虚をつかれたソルは、足よりヒザで着地して、もんどりうって倒れました。バウンドして、ゴツゴツしたものの上に、あおむけになりました。ショック状態がさめやらぬうち、おき上がろがろうとします。ガクンッと、手をかけたモノが下がり、また、たおれました。
つかんでいたのは、三輪車のペダルでした。密閉されているはずなのに、イヤな臭いがします。スーツの中にまで、侵入してきていました。たまらず、彼は息を止めます。すぐに苦しくなり、おもいっきり吸いこんでしまいました。
「ゲホゲホ、ゲホゲホホ……」
さっきまでの澄み切った海は消え、変電所の池の水を濃縮還元した、ヘドロのスープと化していました。
顔を下にむけると、中心が白く飛びます。強力なライトを、半分手でフタをしました。立ち上がってあらためて見ると、ソルは生活ゴミの、山の頂上にいたのでした。

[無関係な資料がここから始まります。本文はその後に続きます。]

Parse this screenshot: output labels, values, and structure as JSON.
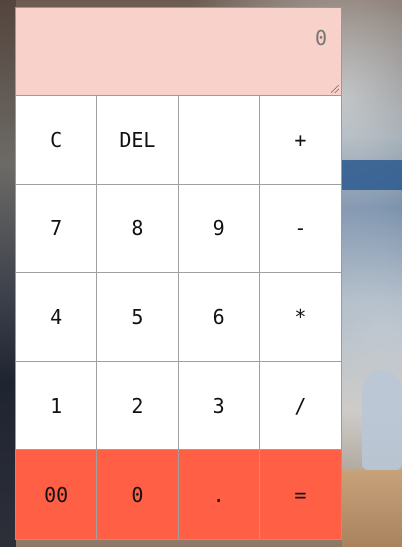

砂の帳を素通りして、あらんかぎりの可視光線の色のスペクトルが、乱舞しています。無限色を飛散させる、万華鏡の中に迷いこんだみたいでした。幾何学的な花ビラ、唐草模様、ゴブランの綴れ織り、生きた貝殻の琺瑯質、蝉や蜻蛉の目と翅、イリデッセンス(透明な宝石の、わずかな裂け目にあらわれた虹)、ドブの水面にうかんだ油の滲み……。
それら虹の綾目のただ中に、巨大なシルエットが浮かび上がりました。前方にひかえたそれは、煌びやかで装飾過多な輪郭をもち、どことなくバロックというより、ロココな花瓶か水差しのようでした。あるいは華麗ではあるが、どこか人造的な睡蓮の蕾を想わせました。
ふしぎとソルは、こわくありませんでした。正体をつかもうと、ガンをとばすみたいに見つめていました。砂はいつまで立っても海中にとどまり、いっこうに沈んでくれません。もどかしい気もちで、視界が晴れるのをまちつづけました。
その形は、どう見ても龍でした。透明に透けた体に、七色に輝く鱗。羽をたたんで座りこみ、首を上げ、まっすぐこちらを凝視しています。
「マジかよ……」
しぼり出すよう、いいました。ソルはゴミの山の上に、両手をついて、しゃがみこんでいました。もう見つかっているし、今さら逃げたってしょうがないし……。にげないのでなくて、にげられなかったのです。でもなぜだか、それほど、こわくはありませんでした。しばらく、両者ともに、にらめっこしていました。
龍はずっと、こちらを見ていました。